The inaugural class includes:

•An assistant United States attorney who was also a Fulbright Scholar, doing research in South Korea

•A doctor of medicine who is a full-time medical/surgical ophthalmologist

•An NCAA Division III Final Four semifinalist in men’s basketball

•Current and former military members, including a captain in the Special Forces (United States Army)

•A finalist for the PR News 2018 Social Media Awards

•A New York City marathon finisher

•An emergency preparedness coordinator and former paramedic

•The winner of a $20,000 statewide entrepreneurial competition

•A member of the Board of Directors of American Indian Services, a nonprofit organization providing emergency mental health, food, shelter, and other resources to urban Native Americans

•A head of fundraising efforts for Rohingya refugees in Bangladesh

•A classical piano player


Hopp says that roughly 4,500 prospective students contacted the school and started down the application process, with some 600 applications in some state of completion. “When we got down to the full contingent of GMAT scores, letters of recommendation and everything, we were down to 132 applicants,” says Hopp. “Our selectivity was in the range of 70% which is typical of part-time programs and our yield (the percentage of admits who enroll) was up over 70% as well. So once people actually went through the process and took the GMAT, they wanted in.” 

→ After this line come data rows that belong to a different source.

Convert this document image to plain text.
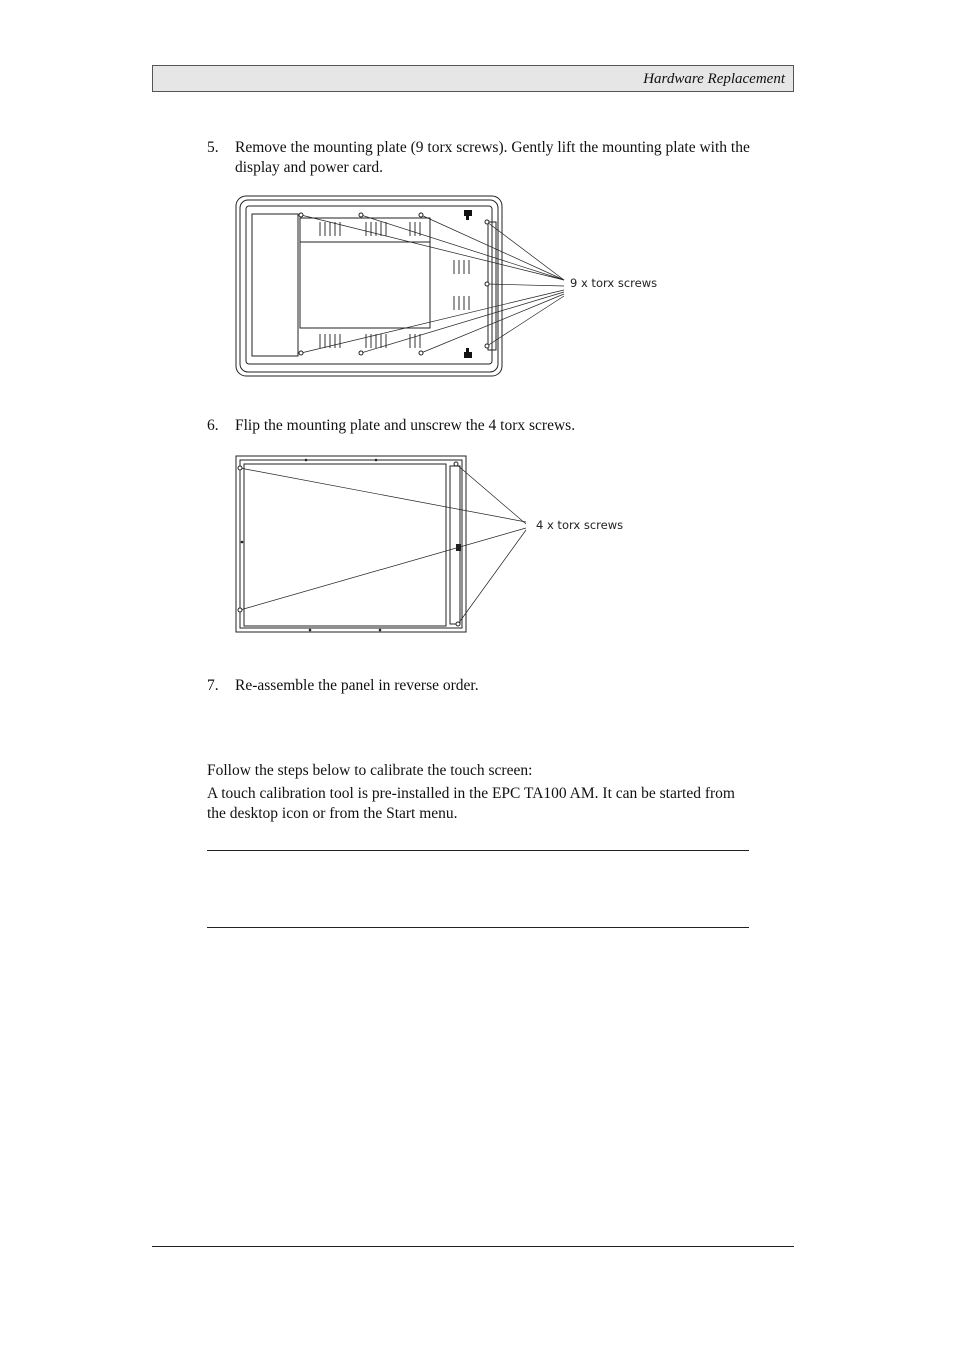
Hardware Replacement
5. Remove the mounting plate (9 torx screws). Gently lift the mounting plate with the display and power card.
9 x torx screws
6. Flip the mounting plate and unscrew the 4 torx screws.
4 x torx screws
7. Re-assemble the panel in reverse order.
Follow the steps below to calibrate the touch screen:
A touch calibration tool is pre-installed in the EPC TA100 AM. It can be started from the desktop icon or from the Start menu.
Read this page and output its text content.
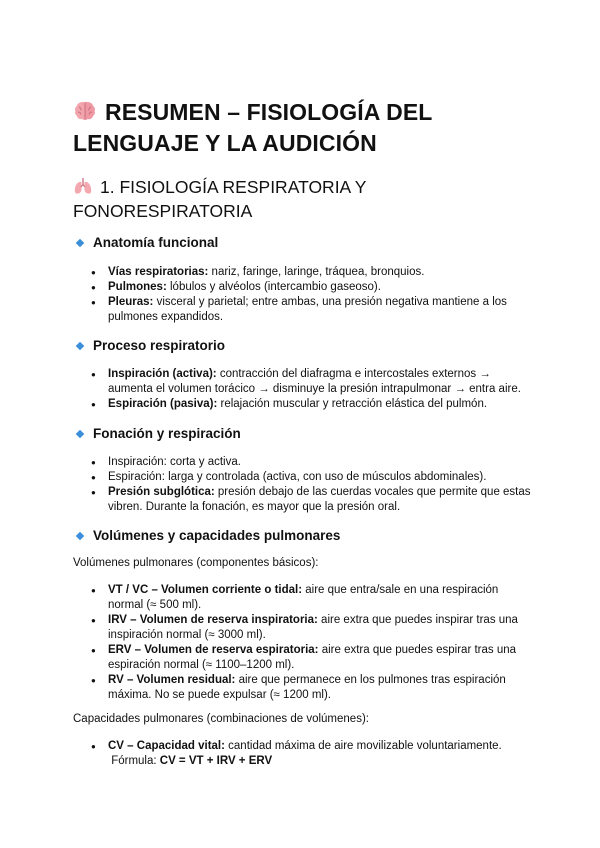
RESUMEN – FISIOLOGÍA DEL LENGUAJE Y LA AUDICIÓN
1. FISIOLOGÍA RESPIRATORIA Y FONORESPIRATORIA
Anatomía funcional
● Vías respiratorias: nariz, faringe, laringe, tráquea, bronquios.
● Pulmones: lóbulos y alvéolos (intercambio gaseoso).
● Pleuras: visceral y parietal; entre ambas, una presión negativa mantiene a los pulmones expandidos.
Proceso respiratorio
● Inspiración (activa): contracción del diafragma e intercostales externos → aumenta el volumen torácico → disminuye la presión intrapulmonar → entra aire.
● Espiración (pasiva): relajación muscular y retracción elástica del pulmón.
Fonación y respiración
● Inspiración: corta y activa.
● Espiración: larga y controlada (activa, con uso de músculos abdominales).
● Presión subglótica: presión debajo de las cuerdas vocales que permite que estas vibren. Durante la fonación, es mayor que la presión oral.
Volúmenes y capacidades pulmonares
Volúmenes pulmonares (componentes básicos):
● VT / VC – Volumen corriente o tidal: aire que entra/sale en una respiración normal (≈ 500 ml).
● IRV – Volumen de reserva inspiratoria: aire extra que puedes inspirar tras una inspiración normal (≈ 3000 ml).
● ERV – Volumen de reserva espiratoria: aire extra que puedes espirar tras una espiración normal (≈ 1100–1200 ml).
● RV – Volumen residual: aire que permanece en los pulmones tras espiración máxima. No se puede expulsar (≈ 1200 ml).
Capacidades pulmonares (combinaciones de volúmenes):
● CV – Capacidad vital: cantidad máxima de aire movilizable voluntariamente.
Fórmula: CV = VT + IRV + ERV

Ross was able to assemble its first class without significant scholarship dollars, according to Hopp. “We used a little scholarship money because some of these students were just terrific and we handed our some merit scholarships but not a lot—nothing like the amount of scholarship money being offered in the full-time programs now.”

Ross has priced its online MBA experience at the high end of the market, with a total tuition of $116,000 for Michigan residents and $126,000 for non-residents. That’s roughly equal to UNC’s current price tag of $125,589 and USC Marshall’s $106,197 but a hefty premium over Indiana’s KelleyDirect program at $74,520. Carnegie Mellon’s online hybrid MBA, which includes nearly 50 days of face-to-face sessions, remains the most expensive offering at $137,720 in tuition and fees. Rice, meantime, has priced its online option at $106,900.


Ross is now only one of six Top 25 business schools with online MBA programs, with Carnegie Mellon, UNC at Chapel Hill, Indiana’s Kelley School of Business, the University of Southern California and Rice University’s Jones Graduate School of Business.

In addition to the live, online group classes, students in the Ross online MBA will also take self-guided courses they complete on their own time  and come together on campus for three in-person residencies over the course of their degree.

The three residencies are designed to offer rigorous, in-person opportunities for action-based learning, equipping students with a deep understanding of leadership, transformation, and innovation, and providing experiences that are unique among online MBA programs.

The residencies make it difficult for Ross to enroll international students who would need a student visa to attend them. “We have some people in the first cohort who are international but they are U.S. citizens,” explains Hopp. “The reason for this is the visa requirements. Students must have a student visa and they are generally not granted for part-time programs like this. Either you go 100% online or not. At least for now, we are offering the residences in Ann Arbor. In the future, we could offer them in a different country and a visa wouldn’t be required.”